Application Permissions Access Risks
- Developers grant wide-ranging admin consent (e.g.,
User.ReadWrite.All
) for convenience. - Secrets or certificates stored insecurely in code repositories.
- Attack scenario: A leaked client secret for an app with
Directory.ReadWrite.All
allows silent privilege escalation—creating shadow accounts or modifying security settings, without triggering MFA or user prompts.
At the core, the danger lies not in the permission model itself, but in granting broader access than necessary.
Best Practices for Securing Entra ID App Access
1. Enforce Least Privilege
- Assign only the minimum necessary scopes.
Avoid tenant-wide permissions like*.All
unless absolutely required. - Use incremental consent for delegated apps requesting additional permissions only when needed.
2. Choose the Right Permission Type
- Match the application’s use case to the appropriate access model:
- Delegated: When user context and consent are required.
- App-Only: When no user is involved (e.g., automation or reporting).
- Document and review permission mappings for each integration.

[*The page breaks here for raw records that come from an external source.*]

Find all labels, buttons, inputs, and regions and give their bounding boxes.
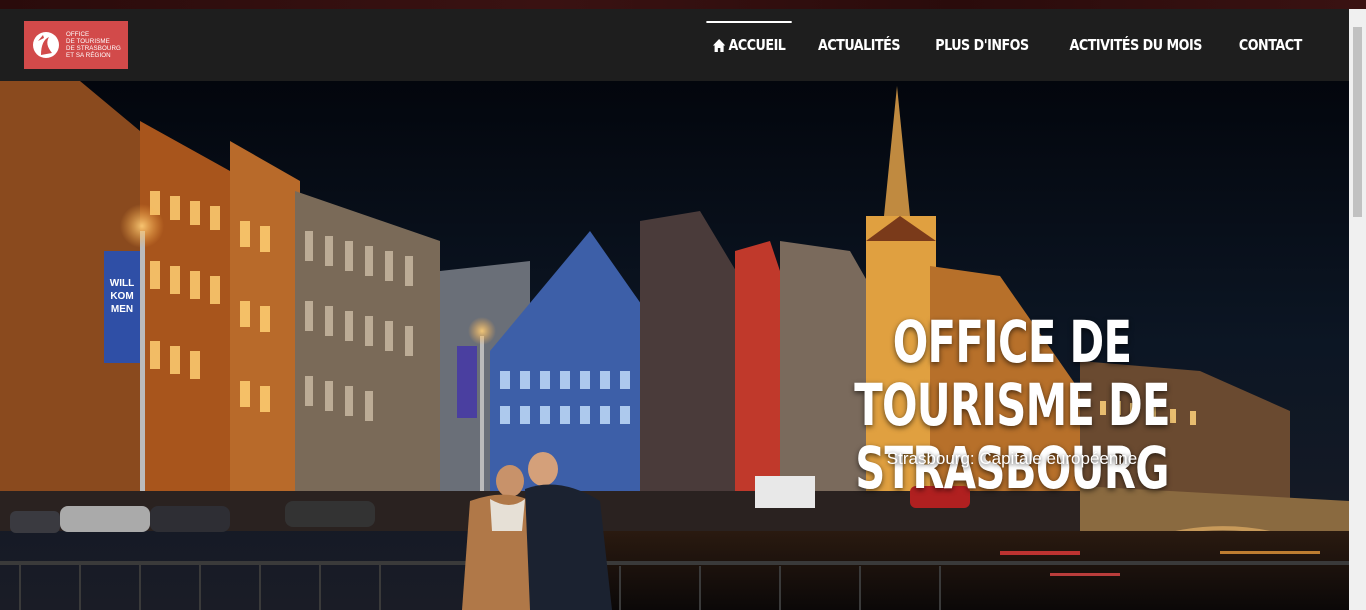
hero-title-line: OFFICE DE TOURISME DE (854, 308, 1170, 439)
nav-label: CONTACT (1239, 36, 1303, 54)
hero-subtitle: Strasbourg: Capitale européenne (886, 449, 1138, 468)
logo-line: DE STRASBOURG (66, 45, 121, 52)
nav-label: PLUS D'INFOS (935, 36, 1029, 54)
nav-item-accueil[interactable]: ACCUEIL (706, 9, 792, 81)
home-icon (712, 38, 725, 52)
nav-label: ACCUEIL (728, 36, 786, 54)
nav-item-activites-du-mois[interactable]: ACTIVITÉS DU MOIS (1063, 9, 1208, 81)
banner-text: WILL (110, 278, 134, 289)
logo-mark-icon (33, 32, 59, 58)
banner-text: KOM (110, 291, 133, 302)
logo-text: OFFICE DE TOURISME DE STRASBOURG ET SA R… (66, 31, 121, 59)
logo-line: OFFICE (66, 31, 90, 38)
main-menu: ACCUEIL ACTUALITÉS PLUS D'INFOS ACTIVITÉ… (697, 9, 1317, 81)
top-decorative-strip (0, 0, 1366, 9)
scroll-thumb[interactable] (1353, 27, 1362, 217)
page-scrollbar[interactable] (1349, 9, 1366, 610)
nav-item-actualites[interactable]: ACTUALITÉS (811, 9, 906, 81)
navbar: OFFICE DE TOURISME DE STRASBOURG ET SA R… (0, 9, 1349, 81)
hero-title: OFFICE DE TOURISME DE STRASBOURG (789, 311, 1235, 500)
logo-line: DE TOURISME (66, 38, 110, 45)
banner-text: MEN (111, 304, 133, 315)
site-logo[interactable]: OFFICE DE TOURISME DE STRASBOURG ET SA R… (24, 21, 128, 69)
nav-label: ACTUALITÉS (818, 36, 901, 54)
nav-item-plus-infos[interactable]: PLUS D'INFOS (929, 9, 1036, 81)
hero-banner: WILL KOM MEN OFFICE DE TOURISME DE STRAS… (0, 81, 1349, 610)
logo-line: ET SA RÉGION (66, 52, 111, 59)
nav-item-contact[interactable]: CONTACT (1233, 9, 1309, 81)
nav-label: ACTIVITÉS DU MOIS (1069, 36, 1203, 54)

3. Control and Review User Consent
- Configure admin consent workflows in Microsoft Entra ID so that sensitive permissions require approval.
- Disable or limit user consent for external or unverified applications.

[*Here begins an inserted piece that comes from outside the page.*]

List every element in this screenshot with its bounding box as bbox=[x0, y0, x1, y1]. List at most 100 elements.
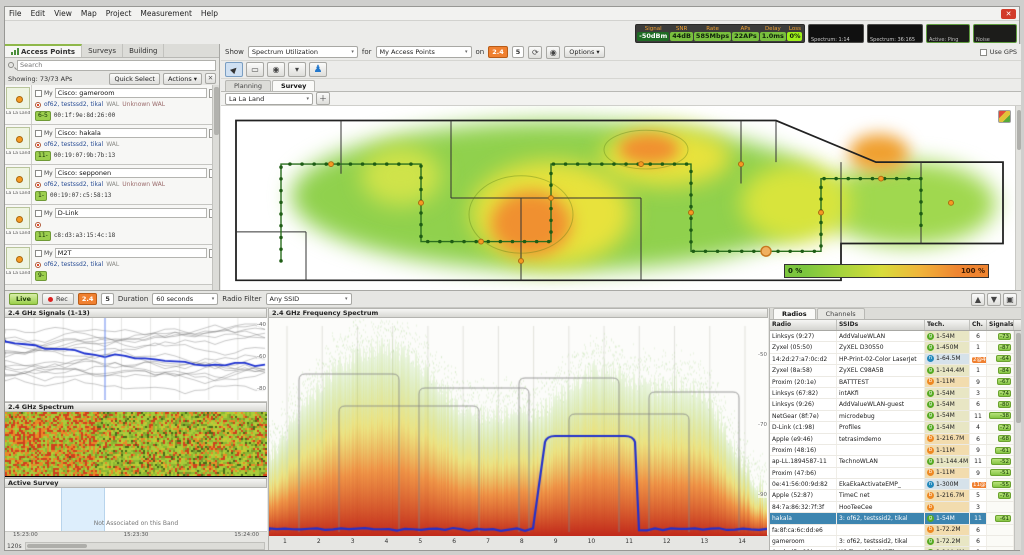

- Periodically audit app permissions and consents in the Enterprise Applications → Permissions and Consent blade.

4. Secure App Credentials
- Use certificates or managed identities instead of client secrets whenever possible.
- Restrict client secret creation using Application policies.
- Rotate credentials periodically and avoid embedding them in code or configuration files.

5. Monitor and Audit Regularly
- Review service principals and remove unused app registrations.
- Monitor Sign-In logs and Audit logs for anomalous activity.
- Implement alerting for new high-privilege app consents or app registrations.
6. Educate Users and Developers
- Train users to recognize suspicious consent prompts.
- Instruct developers to request the narrowest scopes possible during app design.
- Embed a security review checkpoint into your app registration workflow.
Conclusion
In my years administering Microsoft Entra ID, I’ve learned one universal truth: application vendors rarely understand the full implications of the permissions their apps request.
I’ve seen requests that could make any security admin’s coffee go cold, like an app demanding Mail.ReadWrite
and Mail.Send
for every mailbox in the tenant. Yes, every single one. Including the CEO’s.
When I questioned the vendor about it, their response was priceless:
“Sure, we ask for those permissions, but it doesn’t mean we’ll actually use them.”
Of course. Because that’s exactly how least privilege works, right? Ask for the kingdom, but promise you’ll only open the gate occasionally.
It took hours of discussion (and a few deep breaths) to walk them through why that approach was a terrible idea.
This experience reinforced a simple but critical lesson: always verify what permissions an application is requesting and why. Blindly granting broad scopes doesn’t just expand functionality, it expands your attack surface.
Doing due diligence before approving access, verifying scopes, questioning necessity, and understanding the real reach of permissions, isn’t just best practice; it’s the difference between secure automation and unintentional data sprawl.